疑わしい部分は多いものの、これの何がおもしろいのかというと

大名の行状が描かれている点である。

例えば、「水戸中納言光圀卿」の欄を見てみよう。「水戸黄門」こと「徳川光圀

である。同書によると「其ノ身を正シ、道ヲ以ッテ政道ヲ行ウ」「行跡明ラカ

道ヲ執行アリ」などとべた褒めと言って良い。

一方越前福井藩の「松平兵部大輔源昌親」の欄を見てみよう。

「大悪ノ無道人」「奸謀・邪欲・吝嗇」と、これでもかとボロクソだ。

ちなみに吝嗇とは「ケチ、みみっちい」といった意味である。

わが仙台藩は、「松平陸奥守藤原綱村」つまり4代藩主伊達綱村の時代である。

その欄を見ると「家民哀憐之心深キ」「士民ヲ愛シ」と評価は高い。

備考に「女色アリ」とあり、3代綱宗のことを少し引きずっている様子が伺える。

一方、意味不明な部分もある。

摂津瓜生藩2万石、安倍摂津守安倍信友の欄を見ると

「善将をあえて評価して名を汚したくないから評価せず」とあり

どういうことか勘繰りたくなる。祖先は徳川氏に属し、数々の戦で功労があったから

そのことだろうか。

信濃高島藩3万石の諏訪因幡守源忠晴はあまり知られていないが自身が医学を学んだようで

「医学は君主の学ではない」とバッサリである。

どうやら同書、幕府の人間が評価したという説もあり、「武士の通信簿」というもののようだ。
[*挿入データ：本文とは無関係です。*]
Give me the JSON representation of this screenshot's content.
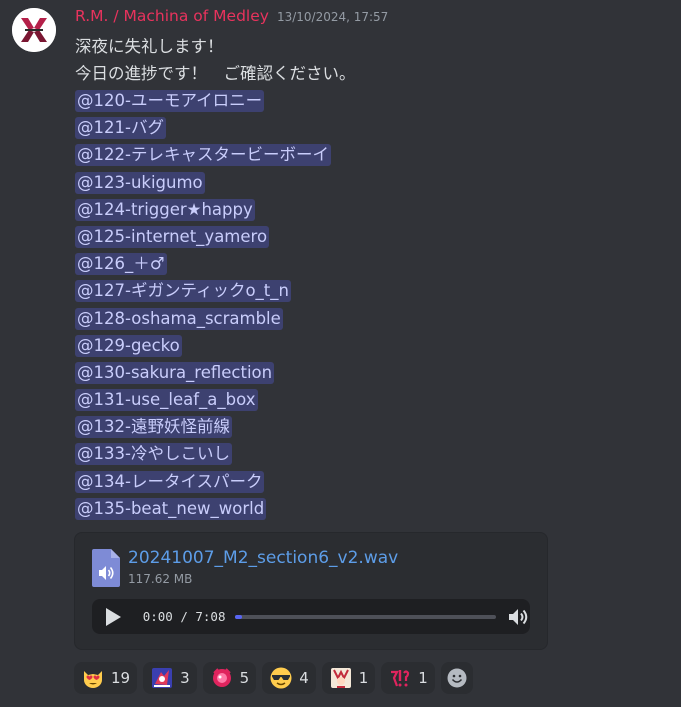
{
  "message": {
    "username": "R.M. / Machina of Medley",
    "timestamp": "13/10/2024, 17:57",
    "lines": [
      "深夜に失礼します！",
      "今日の進捗です！　ご確認ください。"
    ],
    "mentions": [
      "@120-ユーモアイロニー",
      "@121-バグ",
      "@122-テレキャスタービーボーイ",
      "@123-ukigumo",
      "@124-trigger★happy",
      "@125-internet_yamero",
      "@126_＋♂",
      "@127-ギガンティックo_t_n",
      "@128-oshama_scramble",
      "@129-gecko",
      "@130-sakura_reflection",
      "@131-use_leaf_a_box",
      "@132-遠野妖怪前線",
      "@133-冷やしこいし",
      "@134-レータイスパーク",
      "@135-beat_new_world"
    ]
  },
  "attachment": {
    "filename": "20241007_M2_section6_v2.wav",
    "size": "117.62 MB",
    "time": "0:00 / 7:08",
    "progress": 0.03
  },
  "reactions": [
    {
      "icon": "heart-eyes-cat-emoji",
      "count": "19"
    },
    {
      "icon": "custom-character-emoji",
      "count": "3"
    },
    {
      "icon": "custom-pink-emoji",
      "count": "5"
    },
    {
      "icon": "sunglasses-emoji",
      "count": "4"
    },
    {
      "icon": "custom-character-emoji-2",
      "count": "1"
    },
    {
      "icon": "custom-text-emoji",
      "count": "1"
    }
  ],
  "colors": {
    "background": "#313338",
    "username": "#e8335d",
    "mention_bg": "#3c4270",
    "link": "#5d9de8",
    "accent": "#5865f2"
  }
}
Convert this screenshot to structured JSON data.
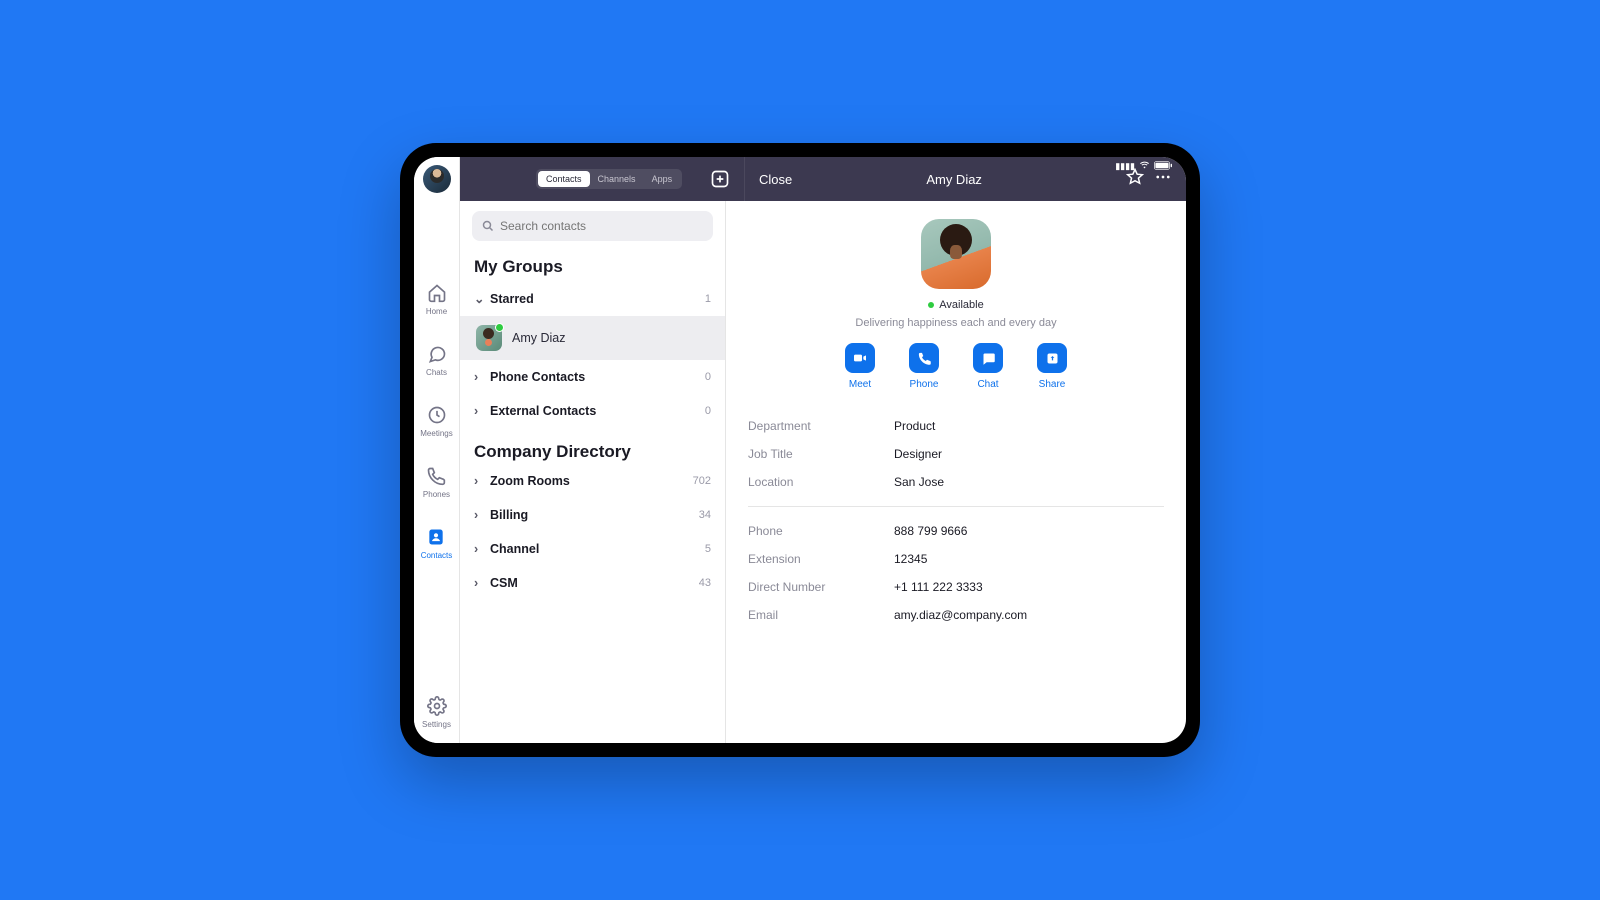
{
  "header": {
    "tabs": [
      "Contacts",
      "Channels",
      "Apps"
    ],
    "close": "Close",
    "contact_name": "Amy Diaz"
  },
  "nav": {
    "home": "Home",
    "chats": "Chats",
    "meetings": "Meetings",
    "phones": "Phones",
    "contacts": "Contacts",
    "settings": "Settings"
  },
  "search": {
    "placeholder": "Search contacts"
  },
  "groups": {
    "title": "My Groups",
    "starred": {
      "label": "Starred",
      "count": "1"
    },
    "starred_contact": "Amy Diaz",
    "phone_contacts": {
      "label": "Phone Contacts",
      "count": "0"
    },
    "external_contacts": {
      "label": "External Contacts",
      "count": "0"
    }
  },
  "directory": {
    "title": "Company Directory",
    "items": [
      {
        "label": "Zoom Rooms",
        "count": "702"
      },
      {
        "label": "Billing",
        "count": "34"
      },
      {
        "label": "Channel",
        "count": "5"
      },
      {
        "label": "CSM",
        "count": "43"
      }
    ]
  },
  "detail": {
    "status": "Available",
    "tagline": "Delivering happiness each and every day",
    "actions": {
      "meet": "Meet",
      "phone": "Phone",
      "chat": "Chat",
      "share": "Share"
    },
    "fields1": {
      "department": {
        "k": "Department",
        "v": "Product"
      },
      "job": {
        "k": "Job Title",
        "v": "Designer"
      },
      "location": {
        "k": "Location",
        "v": "San Jose"
      }
    },
    "fields2": {
      "phone": {
        "k": "Phone",
        "v": "888 799 9666"
      },
      "ext": {
        "k": "Extension",
        "v": "12345"
      },
      "direct": {
        "k": "Direct Number",
        "v": "+1 111 222 3333"
      },
      "email": {
        "k": "Email",
        "v": "amy.diaz@company.com"
      }
    }
  }
}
江戸時代は非常に人間臭い描写が興味深い。だからこそ、物語として生きるのだろう。

歴史上の人物といえど、大名家だけで300藩、旗本8000騎と呼ばれる。

陪臣を含めると膨大な武士階級が存在する。

それぞれに物語があると思うと、おもしろい想像ができそうではないか。